We report on a patient, now a 39-year-old woman, who had a single episode of distal intestinal obstruction (meconium ileus equivalent) at the age of 5 years, leading to a diagnosis of CF. She had a lower respiratory tract infection (caused by Klebsiella species) at the age of 10 years, but has otherwise been well, and is now asymptomatic, despite not being treated for CF since her teenage years. Her two pregnancies have been uncomplicated.

She presented wishing to clarify the previous diagnosis of CF and to determine the health implications for her, if any. Her sweat chloride level was 93 mmol/L. Levels above 70 mmol/L are abnormal in adults, and this cutoff value reliably distinguishes people with CF from controls.2 Lung function testing and a chest x-ray were normal.

Genetic testing revealed a genotype consistent with a diagnosis of CF. CF is caused by mutations in the cystic fibrosis transmembrane conductance regulator (CFTR) gene on chromosome 7. The most common mutation is ΔF508, which produces misfolding of the CFTR protein. The polythymidine tract is a region in the CFTR gene that varies in size depending on the number of thymidine bases present — most commonly 5, 7 or 9. The 5T variant causes a reduction in functional CFTR protein, but is not of itself associated with classic CF. In this case, testing for 30 CFTR mutations showed heterozygosity for ΔF508. Testing for the poly-T polymorphism showed the presence of 9T and 5T alleles. As ΔF508 is essentially always found in cis (on the same chromosome) with 9T,3 we conclude that the patient’s genotype is ΔF508(9T)/5T.

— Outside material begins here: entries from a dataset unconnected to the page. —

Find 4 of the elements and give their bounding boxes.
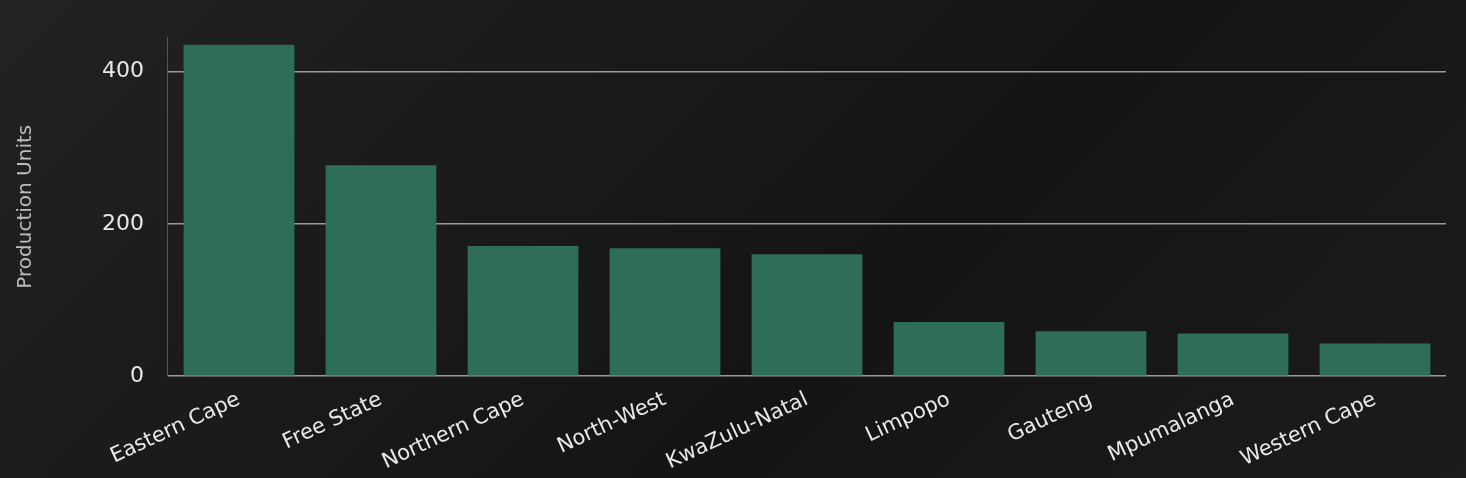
y-tick-label: 0 [129, 361, 144, 387]
y-tick-label: 400 [101, 57, 144, 83]
y-axis-title: Production Units [12, 124, 37, 289]
y-tick-label: 200 [101, 209, 144, 235]
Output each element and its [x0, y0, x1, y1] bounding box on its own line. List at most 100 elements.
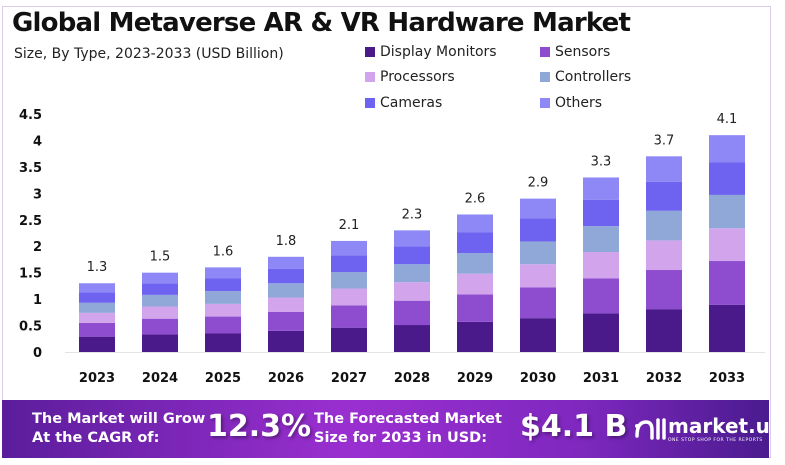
cagr-label-line2: At the CAGR of:: [32, 430, 160, 446]
bar-segment-processors: [646, 240, 682, 271]
bar-segment-controllers: [79, 302, 115, 313]
bar-segment-sensors: [520, 287, 556, 319]
bar-segment-controllers: [709, 194, 745, 229]
bar-segment-sensors: [646, 270, 682, 310]
total-label: 2.1: [339, 218, 360, 233]
bar-segment-controllers: [520, 241, 556, 265]
bar-segment-cameras: [142, 283, 178, 295]
forecast-label-line2: Size for 2033 in USD:: [314, 430, 488, 446]
total-label: 3.3: [591, 154, 612, 169]
total-label: 2.6: [465, 191, 486, 206]
y-tick-label: 4.5: [19, 108, 42, 123]
chart-title: Global Metaverse AR & VR Hardware Market: [12, 8, 631, 38]
bar-segment-sensors: [79, 322, 115, 337]
bar-segment-controllers: [331, 272, 367, 289]
legend-label: Display Monitors: [380, 44, 497, 60]
chart-subtitle: Size, By Type, 2023-2033 (USD Billion): [14, 46, 284, 62]
bar-segment-others: [268, 256, 304, 269]
bar-segment-display-monitors: [205, 333, 241, 352]
bar-segment-cameras: [709, 162, 745, 195]
legend-item: Sensors: [540, 44, 610, 60]
bar-segment-processors: [709, 228, 745, 262]
bar-segment-processors: [331, 288, 367, 306]
y-tick-label: 0: [33, 346, 42, 361]
legend-swatch: [365, 98, 375, 108]
y-tick-label: 4: [33, 134, 42, 149]
bar-segment-others: [520, 198, 556, 219]
bar-segment-others: [142, 272, 178, 284]
bar-segment-display-monitors: [646, 309, 682, 352]
bar-segment-controllers: [142, 294, 178, 307]
x-tick-label: 2025: [205, 371, 241, 386]
bar-segment-others: [331, 240, 367, 256]
x-tick-label: 2026: [268, 371, 304, 386]
bar-segment-processors: [79, 312, 115, 323]
bar-segment-cameras: [331, 255, 367, 273]
total-label: 1.5: [150, 250, 171, 265]
legend-label: Processors: [380, 69, 455, 85]
bar-segment-others: [646, 156, 682, 182]
bar-segment-cameras: [583, 199, 619, 227]
y-tick-label: 0.5: [19, 320, 42, 335]
logo-icon: [635, 417, 666, 440]
x-tick-label: 2027: [331, 371, 367, 386]
bar-segment-cameras: [79, 292, 115, 303]
bar-segment-processors: [205, 303, 241, 317]
bar-segment-sensors: [394, 300, 430, 326]
bar-segment-controllers: [268, 283, 304, 298]
legend-item: Cameras: [365, 95, 442, 111]
bar-segment-processors: [583, 252, 619, 279]
bar-segment-processors: [142, 306, 178, 319]
cagr-label-line1: The Market will Grow: [32, 411, 206, 427]
bar-segment-processors: [268, 297, 304, 312]
legend-swatch: [365, 72, 375, 82]
bar-segment-others: [583, 177, 619, 200]
legend-swatch: [540, 72, 550, 82]
bar-segment-processors: [394, 282, 430, 301]
bar-segment-processors: [457, 273, 493, 295]
bar-segment-display-monitors: [331, 327, 367, 352]
legend-label: Sensors: [555, 44, 611, 60]
bar-segment-display-monitors: [457, 321, 493, 352]
x-tick-label: 2029: [457, 371, 493, 386]
bar-segment-processors: [520, 264, 556, 288]
footer-banner: The Market will Grow At the CAGR of: 12.…: [2, 400, 782, 458]
bar-segment-cameras: [457, 232, 493, 254]
cagr-value: 12.3%: [207, 409, 312, 444]
total-label: 1.3: [87, 260, 108, 275]
stacked-bar-chart: 0 0.5 1 1.5 2 2.5 3 3.5 4 4.5 1.3 2023 1.5 2024 1.6 202…: [19, 108, 765, 386]
bar-segment-display-monitors: [583, 313, 619, 352]
bar-segment-others: [457, 214, 493, 233]
bar-segment-cameras: [205, 278, 241, 292]
logo-text: market.us: [668, 414, 782, 438]
legend-swatch: [540, 47, 550, 57]
forecast-value: $4.1 B: [520, 409, 628, 444]
y-tick-label: 3.5: [19, 161, 42, 176]
bar-segment-sensors: [142, 318, 178, 335]
bar-segment-cameras: [646, 181, 682, 211]
bar-segment-sensors: [205, 316, 241, 334]
bar-segment-display-monitors: [142, 334, 178, 352]
x-tick-label: 2031: [583, 371, 619, 386]
total-label: 3.7: [654, 133, 675, 148]
bar-segment-others: [394, 230, 430, 247]
bar-segment-cameras: [394, 246, 430, 265]
bar-segment-others: [205, 267, 241, 279]
legend-label: Cameras: [380, 95, 443, 111]
bar-segment-sensors: [268, 311, 304, 331]
bar-segment-controllers: [394, 264, 430, 283]
total-label: 2.3: [402, 207, 423, 222]
y-tick-label: 2: [33, 240, 42, 255]
bar-segment-others: [709, 135, 745, 163]
bar-segment-display-monitors: [394, 325, 430, 352]
x-tick-label: 2023: [79, 371, 115, 386]
bar-segment-cameras: [268, 268, 304, 284]
bar-segment-sensors: [709, 261, 745, 305]
legend-label: Others: [555, 95, 603, 111]
market-us-logo: market.us ONE STOP SHOP FOR THE REPORTS: [634, 414, 782, 443]
bar-segment-sensors: [331, 305, 367, 328]
bar-segment-controllers: [205, 291, 241, 304]
bar-segment-controllers: [646, 210, 682, 241]
legend-item: Display Monitors: [365, 44, 497, 60]
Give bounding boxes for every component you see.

The symptoms a patient develops and their severity are thought to be related to the amount of functional CFTR protein produced. If this is above 10% of normal, an abnormal phenotype is unlikely. Levels < 10% are associated with congenital bilateral absence of the vas deferens (CBAVD), levels < 4.5% with progressive pulmonary disease, and levels < 1% with pancreatic exocrine deficiency.4

Homozygosity for ΔF508 is associated with a severe phenotype, whereas the genotype ΔF508(9T)/5T has been associated with a range of clinical phenotypes, including CBAVD, atypical CF, or no clinical features.5

Currently, our patient has no symptoms attributable to CF. She is presumably at increased risk of chronic lung disease, and has been advised to have her lung function monitored. Giving a long-term prognosis for individuals with mild variants of CF is challenging, and a normal outcome should be considered. In future, it may be possible to predict which patients with ΔF508(9T)/5T are likely to develop symptoms.

CF and its variants need to be considered in an increasingly wide range of clinical presentations. Testing for CF mutations is available from a number of Australian laboratories (listed on the Human Genetics Society of Australasia website, www.hgsa.com.au) and should be conducted in the setting of appropriate genetic counselling.